Japanese electronics major Sharp has said it has made no specific decisions about job cuts, while it is considering various options based on its fundamental structural reforms.
Japanese newspapers the Nikkei and Yomiuri Shimbun earlier reported the loss-making firm would slash thousands of jobs within Japan and across the globe as part of a restructuring initiative starting in April.
The company would cut about 6,000 jobs or more than 10% of its workforce in a global restructuring that will cost more than 200bn yen (£1.1bn, €1.6bn, $1.7bn) for the company, according to a Reuters report. The job cuts will include around 3,000 in Japan through early retirement and 3,000 overseas.
The company had around 50,000 employees at the end of 2014.

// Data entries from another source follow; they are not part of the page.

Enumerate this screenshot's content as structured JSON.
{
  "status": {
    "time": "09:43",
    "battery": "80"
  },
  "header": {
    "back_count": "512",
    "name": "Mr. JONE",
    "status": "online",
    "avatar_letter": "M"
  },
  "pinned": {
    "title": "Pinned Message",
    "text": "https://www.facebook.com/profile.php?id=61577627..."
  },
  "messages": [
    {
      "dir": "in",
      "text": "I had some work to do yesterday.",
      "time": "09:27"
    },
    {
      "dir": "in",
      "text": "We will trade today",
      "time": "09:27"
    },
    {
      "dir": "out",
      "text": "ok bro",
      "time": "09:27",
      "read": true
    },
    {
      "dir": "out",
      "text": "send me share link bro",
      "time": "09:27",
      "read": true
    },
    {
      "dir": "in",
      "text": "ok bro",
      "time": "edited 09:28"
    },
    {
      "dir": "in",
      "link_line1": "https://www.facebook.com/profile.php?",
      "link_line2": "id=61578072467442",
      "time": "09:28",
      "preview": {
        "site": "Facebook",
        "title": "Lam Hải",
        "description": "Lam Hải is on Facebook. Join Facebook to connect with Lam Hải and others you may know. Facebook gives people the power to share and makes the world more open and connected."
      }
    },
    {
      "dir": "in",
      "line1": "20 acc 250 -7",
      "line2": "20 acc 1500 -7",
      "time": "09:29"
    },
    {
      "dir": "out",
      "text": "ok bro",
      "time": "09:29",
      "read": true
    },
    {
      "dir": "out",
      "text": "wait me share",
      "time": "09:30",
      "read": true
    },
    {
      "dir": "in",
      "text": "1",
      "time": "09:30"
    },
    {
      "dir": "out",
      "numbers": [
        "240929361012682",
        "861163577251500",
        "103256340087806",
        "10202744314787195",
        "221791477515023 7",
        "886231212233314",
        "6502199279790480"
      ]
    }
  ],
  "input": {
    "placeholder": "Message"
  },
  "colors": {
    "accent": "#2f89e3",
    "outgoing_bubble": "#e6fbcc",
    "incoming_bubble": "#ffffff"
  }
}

Sharp Chief Executive Kozo Takahashi has been in negotiations with lenders, Mizuho Financial Group's Mizuho Bank and Bank of Tokyo-Mitsubishi UFJ, part of the Mitsubishi UFJ Financial Group, for the company's second major bailout since 2012, the news agency added, citing people familiar with the matter.
Sharp said the reports are based on speculation, but confirmed that it would go ahead with its previous plan of voluntary salary cut of directors and executive officers.
"We are currently considering various options based on our fundamental structural reforms, but no specific decisions are made at this time," it said in a statement.
"Under the current severe business environment, Sharp is considering various options to reduce overall fixed costs, but no specific decisions are made apart from the voluntary salary cut of directors and executive officers which was announced earlier."
The company added that it will make timely announcements when any decisions are made, and is currently working on its new Medium-Term Management Plan, which is scheduled to be announced around May 2015.
In February, Sharp forecast a net loss of around 30bn yen for the fiscal year ending in March, compared with the 30bn net profit it previously estimated. It has been particularly hit by weak sales of smartphone screens in China.